Gaurav Deshmukh has written a nice python-based web-page on this system. Below we show some examples of the simulations, that you can do yourself with the code given by Deshmukh.

First, we ignore Alpha Centauri C and used that A and B have about the same mass. The two stars start rotating around each other in ellipsoidal orbits, as we already know from the two body problem.

Fig. 11.10 Alpha Centauri A and B circling each other.

Then, we add a third small one object (not Centauri C, but one with a much smaller mass): \(m_A\) = 1.1, \(m_B\) = 0.907 (both actual relative masses), \(m_C\) = 0.001.

\(m_C\) tries to orbit its closest star, but at some point comes under the influence of the second star and gets ‘tossed around’.

Fig. 11.11 Alpha Centauri A and B circling each other with a third object.

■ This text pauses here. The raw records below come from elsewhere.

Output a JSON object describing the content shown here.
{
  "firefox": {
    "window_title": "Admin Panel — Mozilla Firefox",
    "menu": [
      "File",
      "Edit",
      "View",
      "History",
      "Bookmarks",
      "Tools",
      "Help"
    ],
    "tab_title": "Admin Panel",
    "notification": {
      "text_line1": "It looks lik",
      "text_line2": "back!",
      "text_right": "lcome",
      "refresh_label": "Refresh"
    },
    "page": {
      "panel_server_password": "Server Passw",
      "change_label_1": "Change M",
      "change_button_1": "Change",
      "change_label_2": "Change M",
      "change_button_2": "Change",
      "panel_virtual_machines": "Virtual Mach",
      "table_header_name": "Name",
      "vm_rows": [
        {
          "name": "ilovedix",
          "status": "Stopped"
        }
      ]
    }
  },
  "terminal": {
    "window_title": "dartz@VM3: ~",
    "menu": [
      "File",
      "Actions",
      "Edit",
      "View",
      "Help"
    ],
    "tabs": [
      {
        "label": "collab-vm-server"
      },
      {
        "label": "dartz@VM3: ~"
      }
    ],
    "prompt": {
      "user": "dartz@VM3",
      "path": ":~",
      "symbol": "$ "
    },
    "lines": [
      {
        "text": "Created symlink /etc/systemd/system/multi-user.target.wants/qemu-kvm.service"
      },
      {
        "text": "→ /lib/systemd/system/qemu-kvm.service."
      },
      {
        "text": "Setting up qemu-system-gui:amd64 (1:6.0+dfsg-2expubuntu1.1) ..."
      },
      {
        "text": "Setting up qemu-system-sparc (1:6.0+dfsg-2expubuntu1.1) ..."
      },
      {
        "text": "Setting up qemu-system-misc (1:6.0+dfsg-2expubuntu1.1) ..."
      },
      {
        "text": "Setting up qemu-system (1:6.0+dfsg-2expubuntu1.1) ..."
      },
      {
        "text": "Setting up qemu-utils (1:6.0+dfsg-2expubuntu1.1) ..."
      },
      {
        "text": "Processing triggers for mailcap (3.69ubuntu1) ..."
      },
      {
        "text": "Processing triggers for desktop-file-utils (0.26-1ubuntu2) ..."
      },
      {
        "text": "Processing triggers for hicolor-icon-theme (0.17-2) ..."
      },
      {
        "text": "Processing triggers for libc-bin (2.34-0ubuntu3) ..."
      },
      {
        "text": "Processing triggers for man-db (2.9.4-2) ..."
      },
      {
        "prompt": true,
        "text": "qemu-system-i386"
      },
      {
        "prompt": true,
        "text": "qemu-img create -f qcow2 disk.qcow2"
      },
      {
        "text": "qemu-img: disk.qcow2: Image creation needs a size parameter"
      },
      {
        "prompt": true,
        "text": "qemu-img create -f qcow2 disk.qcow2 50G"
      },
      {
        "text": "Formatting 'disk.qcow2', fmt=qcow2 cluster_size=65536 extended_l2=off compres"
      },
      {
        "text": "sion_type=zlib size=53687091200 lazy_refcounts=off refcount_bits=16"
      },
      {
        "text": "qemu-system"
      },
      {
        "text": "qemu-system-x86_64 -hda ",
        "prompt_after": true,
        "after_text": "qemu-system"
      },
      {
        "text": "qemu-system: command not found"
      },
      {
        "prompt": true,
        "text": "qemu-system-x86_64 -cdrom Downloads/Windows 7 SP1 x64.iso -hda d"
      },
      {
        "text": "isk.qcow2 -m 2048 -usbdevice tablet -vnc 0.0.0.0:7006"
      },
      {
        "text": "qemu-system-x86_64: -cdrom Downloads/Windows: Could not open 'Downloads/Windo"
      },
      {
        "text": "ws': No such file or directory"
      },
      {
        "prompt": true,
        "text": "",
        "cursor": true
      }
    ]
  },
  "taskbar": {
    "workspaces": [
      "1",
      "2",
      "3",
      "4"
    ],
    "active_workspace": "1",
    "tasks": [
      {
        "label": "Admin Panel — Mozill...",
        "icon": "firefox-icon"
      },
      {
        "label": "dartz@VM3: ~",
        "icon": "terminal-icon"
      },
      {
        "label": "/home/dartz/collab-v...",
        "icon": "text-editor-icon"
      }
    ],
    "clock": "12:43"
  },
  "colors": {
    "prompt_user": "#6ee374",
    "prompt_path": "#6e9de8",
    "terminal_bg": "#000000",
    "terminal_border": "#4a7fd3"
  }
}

If we let the simulations run for a much longer time, we see that at some point the conditions for our small star are such that it is ‘shot’ into space and disappears for ever.

Fig. 11.12 Alpha Centauri A and B circling each other with a third object. The third ‘planet’ is finally escaping into space.

Note: this is a chaotic system and computations need great care.